I can’t stand living with my mom. Or my dad oftentimes. I feel like forced to pay attention to someone elses standards at all times when I’m outside of my room. If I spend a lot of time at the apt. and I do then that can be pretty fudged.
Furthermore, I have mental health stuff going on, and I legitimately feel worse when I come home after going out. Like I can attain some kind of mental stillness sometimes when I’m out but I feel like if I come back it messes it up, like my soul is about to be falling into a dark hole or something.
It’s not that she means bad or anything, but it just happens time and time and time again. I feel mentally unstable around her.
So that being said, being an issue of mental health I feel I need to get out of here.
I hate always having to act like I give a shit about her at all times per day when I am not in my room. Apart from that there is like nothing to do in this town apart from drugs, so my real options are to be in my room, doing nothing around town, or being out where I have to put up this act which makes me emotionally fucked up.

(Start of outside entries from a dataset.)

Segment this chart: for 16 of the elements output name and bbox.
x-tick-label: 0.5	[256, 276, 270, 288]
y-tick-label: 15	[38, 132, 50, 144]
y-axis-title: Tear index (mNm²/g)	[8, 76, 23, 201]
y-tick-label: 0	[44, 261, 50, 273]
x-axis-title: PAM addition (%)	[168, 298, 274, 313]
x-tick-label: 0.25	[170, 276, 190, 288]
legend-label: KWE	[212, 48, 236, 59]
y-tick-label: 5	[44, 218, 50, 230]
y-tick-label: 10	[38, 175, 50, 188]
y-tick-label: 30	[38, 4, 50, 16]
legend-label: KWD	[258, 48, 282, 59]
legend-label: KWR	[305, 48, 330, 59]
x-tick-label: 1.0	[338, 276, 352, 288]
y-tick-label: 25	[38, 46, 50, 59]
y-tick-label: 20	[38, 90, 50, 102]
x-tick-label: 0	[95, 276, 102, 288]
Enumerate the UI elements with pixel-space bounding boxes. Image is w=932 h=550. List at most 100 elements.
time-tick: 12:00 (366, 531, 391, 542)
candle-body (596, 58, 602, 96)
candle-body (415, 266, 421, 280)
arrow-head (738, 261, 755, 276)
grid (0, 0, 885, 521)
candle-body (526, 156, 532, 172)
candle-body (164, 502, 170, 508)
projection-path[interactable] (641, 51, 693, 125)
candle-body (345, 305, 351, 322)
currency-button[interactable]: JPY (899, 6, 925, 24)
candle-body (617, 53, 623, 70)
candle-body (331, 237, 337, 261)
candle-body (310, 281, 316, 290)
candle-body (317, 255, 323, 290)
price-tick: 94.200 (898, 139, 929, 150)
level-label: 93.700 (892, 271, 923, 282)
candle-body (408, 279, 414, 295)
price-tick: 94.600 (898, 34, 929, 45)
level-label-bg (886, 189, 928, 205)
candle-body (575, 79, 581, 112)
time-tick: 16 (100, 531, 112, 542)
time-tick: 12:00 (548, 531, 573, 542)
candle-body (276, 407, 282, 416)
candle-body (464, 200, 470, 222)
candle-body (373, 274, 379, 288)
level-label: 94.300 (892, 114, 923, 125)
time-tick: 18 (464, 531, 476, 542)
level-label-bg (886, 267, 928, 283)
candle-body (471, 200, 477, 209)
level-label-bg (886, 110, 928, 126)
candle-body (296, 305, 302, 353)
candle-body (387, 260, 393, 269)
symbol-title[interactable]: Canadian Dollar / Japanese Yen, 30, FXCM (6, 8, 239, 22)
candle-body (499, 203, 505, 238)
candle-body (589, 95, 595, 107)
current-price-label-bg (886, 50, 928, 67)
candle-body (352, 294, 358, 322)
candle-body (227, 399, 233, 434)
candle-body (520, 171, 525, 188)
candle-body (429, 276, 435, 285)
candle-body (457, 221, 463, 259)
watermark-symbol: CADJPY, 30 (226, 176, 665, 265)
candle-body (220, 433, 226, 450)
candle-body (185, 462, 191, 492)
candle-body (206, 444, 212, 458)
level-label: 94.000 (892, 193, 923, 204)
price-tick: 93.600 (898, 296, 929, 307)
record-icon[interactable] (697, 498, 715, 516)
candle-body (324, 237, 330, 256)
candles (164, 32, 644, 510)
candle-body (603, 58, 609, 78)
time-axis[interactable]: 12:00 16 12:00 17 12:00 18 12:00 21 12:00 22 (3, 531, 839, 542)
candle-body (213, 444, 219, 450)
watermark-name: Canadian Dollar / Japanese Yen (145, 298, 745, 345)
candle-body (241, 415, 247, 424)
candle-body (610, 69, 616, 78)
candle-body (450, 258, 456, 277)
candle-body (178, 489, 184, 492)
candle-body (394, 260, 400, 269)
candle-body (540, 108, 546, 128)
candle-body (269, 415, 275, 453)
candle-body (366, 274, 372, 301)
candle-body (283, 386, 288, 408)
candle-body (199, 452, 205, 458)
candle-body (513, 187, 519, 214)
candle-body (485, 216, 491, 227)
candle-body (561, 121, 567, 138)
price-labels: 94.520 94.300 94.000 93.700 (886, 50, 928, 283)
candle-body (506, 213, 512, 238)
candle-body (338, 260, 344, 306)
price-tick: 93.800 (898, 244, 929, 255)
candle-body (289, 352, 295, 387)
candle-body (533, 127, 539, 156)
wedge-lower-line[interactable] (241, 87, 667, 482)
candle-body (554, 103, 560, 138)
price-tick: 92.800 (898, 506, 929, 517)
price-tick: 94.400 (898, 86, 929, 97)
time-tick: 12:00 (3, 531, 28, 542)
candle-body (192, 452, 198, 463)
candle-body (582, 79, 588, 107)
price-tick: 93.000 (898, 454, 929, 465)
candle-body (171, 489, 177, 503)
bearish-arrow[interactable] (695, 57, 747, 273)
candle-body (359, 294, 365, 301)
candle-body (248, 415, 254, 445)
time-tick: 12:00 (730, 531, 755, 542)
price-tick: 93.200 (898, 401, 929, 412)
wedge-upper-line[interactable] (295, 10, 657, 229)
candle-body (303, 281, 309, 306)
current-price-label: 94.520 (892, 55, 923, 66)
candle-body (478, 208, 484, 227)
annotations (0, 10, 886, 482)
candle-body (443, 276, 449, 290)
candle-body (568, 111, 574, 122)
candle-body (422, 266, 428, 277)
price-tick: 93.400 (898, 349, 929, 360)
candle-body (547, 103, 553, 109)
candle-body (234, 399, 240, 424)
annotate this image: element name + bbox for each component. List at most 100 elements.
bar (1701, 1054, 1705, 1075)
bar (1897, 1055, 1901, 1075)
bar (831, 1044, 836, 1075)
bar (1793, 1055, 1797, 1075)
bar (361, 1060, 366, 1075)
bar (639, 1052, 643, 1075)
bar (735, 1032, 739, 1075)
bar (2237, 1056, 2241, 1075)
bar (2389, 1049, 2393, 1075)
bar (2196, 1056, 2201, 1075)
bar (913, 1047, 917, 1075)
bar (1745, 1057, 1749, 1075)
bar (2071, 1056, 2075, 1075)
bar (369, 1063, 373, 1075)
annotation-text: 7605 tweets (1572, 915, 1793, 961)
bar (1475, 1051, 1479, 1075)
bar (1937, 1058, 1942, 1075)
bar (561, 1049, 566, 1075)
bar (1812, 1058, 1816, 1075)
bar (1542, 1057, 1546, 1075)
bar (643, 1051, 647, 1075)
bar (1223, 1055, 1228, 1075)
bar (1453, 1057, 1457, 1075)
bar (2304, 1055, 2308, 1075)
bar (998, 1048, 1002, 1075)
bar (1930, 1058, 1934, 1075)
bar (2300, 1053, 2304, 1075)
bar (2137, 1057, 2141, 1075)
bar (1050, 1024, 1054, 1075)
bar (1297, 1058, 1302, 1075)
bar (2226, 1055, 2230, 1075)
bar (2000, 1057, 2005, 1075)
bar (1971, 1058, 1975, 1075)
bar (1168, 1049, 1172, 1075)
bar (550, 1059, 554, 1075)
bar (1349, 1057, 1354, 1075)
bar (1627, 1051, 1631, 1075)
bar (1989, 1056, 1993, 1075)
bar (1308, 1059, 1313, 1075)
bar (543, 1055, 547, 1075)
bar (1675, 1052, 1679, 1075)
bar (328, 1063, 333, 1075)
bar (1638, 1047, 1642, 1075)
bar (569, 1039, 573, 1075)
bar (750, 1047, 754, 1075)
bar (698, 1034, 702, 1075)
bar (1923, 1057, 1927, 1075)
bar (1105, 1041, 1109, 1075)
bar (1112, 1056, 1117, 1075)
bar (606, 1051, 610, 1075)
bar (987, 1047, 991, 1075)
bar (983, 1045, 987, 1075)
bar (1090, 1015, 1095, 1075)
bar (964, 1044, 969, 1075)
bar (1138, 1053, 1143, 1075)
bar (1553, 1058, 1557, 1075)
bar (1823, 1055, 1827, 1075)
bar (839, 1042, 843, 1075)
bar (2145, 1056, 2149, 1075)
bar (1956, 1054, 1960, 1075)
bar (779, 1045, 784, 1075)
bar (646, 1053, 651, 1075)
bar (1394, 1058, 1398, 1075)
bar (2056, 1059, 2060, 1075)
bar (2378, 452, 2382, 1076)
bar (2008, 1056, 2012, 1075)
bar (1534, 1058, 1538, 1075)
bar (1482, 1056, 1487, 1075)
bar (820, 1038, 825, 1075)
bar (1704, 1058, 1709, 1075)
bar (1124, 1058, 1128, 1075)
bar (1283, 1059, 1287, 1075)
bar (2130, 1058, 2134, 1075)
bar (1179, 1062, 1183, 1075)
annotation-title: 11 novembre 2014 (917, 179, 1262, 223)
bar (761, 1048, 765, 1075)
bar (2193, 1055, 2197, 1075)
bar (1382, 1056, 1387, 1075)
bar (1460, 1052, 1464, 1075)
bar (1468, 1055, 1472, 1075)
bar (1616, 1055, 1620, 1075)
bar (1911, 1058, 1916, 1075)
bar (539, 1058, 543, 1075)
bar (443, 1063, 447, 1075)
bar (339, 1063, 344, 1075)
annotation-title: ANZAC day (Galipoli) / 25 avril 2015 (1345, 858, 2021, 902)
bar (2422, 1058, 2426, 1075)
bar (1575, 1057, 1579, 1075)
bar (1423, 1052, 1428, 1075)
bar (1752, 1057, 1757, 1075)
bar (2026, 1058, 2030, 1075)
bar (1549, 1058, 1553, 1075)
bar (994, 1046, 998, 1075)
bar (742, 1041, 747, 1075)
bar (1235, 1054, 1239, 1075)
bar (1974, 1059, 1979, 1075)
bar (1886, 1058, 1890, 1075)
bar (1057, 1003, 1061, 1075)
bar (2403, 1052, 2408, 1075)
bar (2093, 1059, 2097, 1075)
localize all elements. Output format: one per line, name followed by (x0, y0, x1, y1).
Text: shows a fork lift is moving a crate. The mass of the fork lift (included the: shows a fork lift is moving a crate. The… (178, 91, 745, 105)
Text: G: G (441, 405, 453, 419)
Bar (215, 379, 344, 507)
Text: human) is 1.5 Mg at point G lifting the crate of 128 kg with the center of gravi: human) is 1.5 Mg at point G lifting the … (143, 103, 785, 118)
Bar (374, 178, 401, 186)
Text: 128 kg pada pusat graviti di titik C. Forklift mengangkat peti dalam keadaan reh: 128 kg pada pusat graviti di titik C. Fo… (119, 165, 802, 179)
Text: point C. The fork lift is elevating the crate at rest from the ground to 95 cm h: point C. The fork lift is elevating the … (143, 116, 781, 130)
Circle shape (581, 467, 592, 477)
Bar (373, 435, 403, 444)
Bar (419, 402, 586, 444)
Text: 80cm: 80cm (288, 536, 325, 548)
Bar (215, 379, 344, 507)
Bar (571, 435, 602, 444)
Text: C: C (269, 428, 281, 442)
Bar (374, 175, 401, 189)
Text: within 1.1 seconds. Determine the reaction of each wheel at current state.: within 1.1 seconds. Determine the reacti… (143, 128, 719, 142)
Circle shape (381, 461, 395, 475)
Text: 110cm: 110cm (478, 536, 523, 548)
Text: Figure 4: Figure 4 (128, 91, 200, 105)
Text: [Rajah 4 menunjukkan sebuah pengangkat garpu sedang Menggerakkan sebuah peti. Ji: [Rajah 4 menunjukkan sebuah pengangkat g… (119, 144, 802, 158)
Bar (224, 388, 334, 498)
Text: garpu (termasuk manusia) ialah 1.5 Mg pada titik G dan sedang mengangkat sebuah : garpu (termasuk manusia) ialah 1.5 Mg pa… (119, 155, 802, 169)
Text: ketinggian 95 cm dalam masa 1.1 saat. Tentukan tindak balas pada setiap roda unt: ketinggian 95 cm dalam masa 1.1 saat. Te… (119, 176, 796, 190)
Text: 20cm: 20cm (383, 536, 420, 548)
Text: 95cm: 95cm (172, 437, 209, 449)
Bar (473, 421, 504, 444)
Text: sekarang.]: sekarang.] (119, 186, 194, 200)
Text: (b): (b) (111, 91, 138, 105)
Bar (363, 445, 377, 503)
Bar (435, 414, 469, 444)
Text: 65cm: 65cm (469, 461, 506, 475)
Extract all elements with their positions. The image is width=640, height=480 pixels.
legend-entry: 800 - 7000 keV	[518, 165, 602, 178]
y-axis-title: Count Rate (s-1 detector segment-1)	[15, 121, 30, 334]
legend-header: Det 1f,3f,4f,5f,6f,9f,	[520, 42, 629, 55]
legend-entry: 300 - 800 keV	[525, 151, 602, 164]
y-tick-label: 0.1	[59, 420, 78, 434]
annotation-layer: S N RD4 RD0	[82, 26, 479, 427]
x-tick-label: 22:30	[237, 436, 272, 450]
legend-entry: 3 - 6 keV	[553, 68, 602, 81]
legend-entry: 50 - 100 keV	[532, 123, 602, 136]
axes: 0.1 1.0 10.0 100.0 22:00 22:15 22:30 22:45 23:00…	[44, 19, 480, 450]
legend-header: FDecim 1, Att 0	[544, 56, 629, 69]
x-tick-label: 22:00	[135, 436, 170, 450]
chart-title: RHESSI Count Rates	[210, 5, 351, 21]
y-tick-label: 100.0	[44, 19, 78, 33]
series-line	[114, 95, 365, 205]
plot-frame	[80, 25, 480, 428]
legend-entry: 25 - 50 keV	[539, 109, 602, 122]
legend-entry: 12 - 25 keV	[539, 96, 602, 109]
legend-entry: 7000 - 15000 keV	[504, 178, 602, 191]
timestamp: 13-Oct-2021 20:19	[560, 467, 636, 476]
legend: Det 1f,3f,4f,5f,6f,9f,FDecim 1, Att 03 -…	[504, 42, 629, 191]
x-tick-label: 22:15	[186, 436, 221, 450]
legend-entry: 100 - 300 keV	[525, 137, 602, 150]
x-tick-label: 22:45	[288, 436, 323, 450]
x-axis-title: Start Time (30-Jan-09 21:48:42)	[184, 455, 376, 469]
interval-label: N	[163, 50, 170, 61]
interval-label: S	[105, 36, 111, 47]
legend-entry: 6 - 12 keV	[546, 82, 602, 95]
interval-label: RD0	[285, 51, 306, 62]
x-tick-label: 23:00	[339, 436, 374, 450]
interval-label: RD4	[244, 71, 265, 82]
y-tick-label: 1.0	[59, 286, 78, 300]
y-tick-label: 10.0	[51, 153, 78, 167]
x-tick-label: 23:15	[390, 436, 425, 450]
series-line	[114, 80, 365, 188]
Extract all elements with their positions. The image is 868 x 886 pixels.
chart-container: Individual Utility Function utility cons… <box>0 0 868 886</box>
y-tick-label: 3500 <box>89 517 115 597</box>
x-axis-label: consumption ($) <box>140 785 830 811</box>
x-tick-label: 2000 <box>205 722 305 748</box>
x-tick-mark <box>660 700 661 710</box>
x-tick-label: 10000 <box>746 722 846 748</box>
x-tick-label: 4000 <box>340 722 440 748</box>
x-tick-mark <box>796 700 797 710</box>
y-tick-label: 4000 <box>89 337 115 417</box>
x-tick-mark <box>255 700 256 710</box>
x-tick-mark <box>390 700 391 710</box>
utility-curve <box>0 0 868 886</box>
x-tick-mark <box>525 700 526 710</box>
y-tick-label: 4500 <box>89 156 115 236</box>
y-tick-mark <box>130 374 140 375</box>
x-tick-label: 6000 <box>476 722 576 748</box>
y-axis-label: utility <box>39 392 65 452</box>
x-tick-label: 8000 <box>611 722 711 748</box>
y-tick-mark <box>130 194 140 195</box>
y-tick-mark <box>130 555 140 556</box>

In any case, the options for me getting out of here: I WANT to be an architect, I THINK. That would be THE THING to do. I get free college (at least for another year) due to my dad’s military service. The alternative would be a trade, and none of the trades out there I am too keen on, plus I’m not sure if I’m going to be paid enough to live somewhere on my own. I don’t want a roommate for the same reason. I don’t want to be stuck with a big college loan that I can’t pay if architecture doesn’t pay the best (and from looking around that seems to be the case)
So I have been debating what to do for awhile. Any ideas?
PS it’s not that my mom is a bad person, or tries to fuck with me. It doesn’t mean that I don’t end up being fucked anyway. Perhaps someone has an idea of what could be a real good action. Thanks.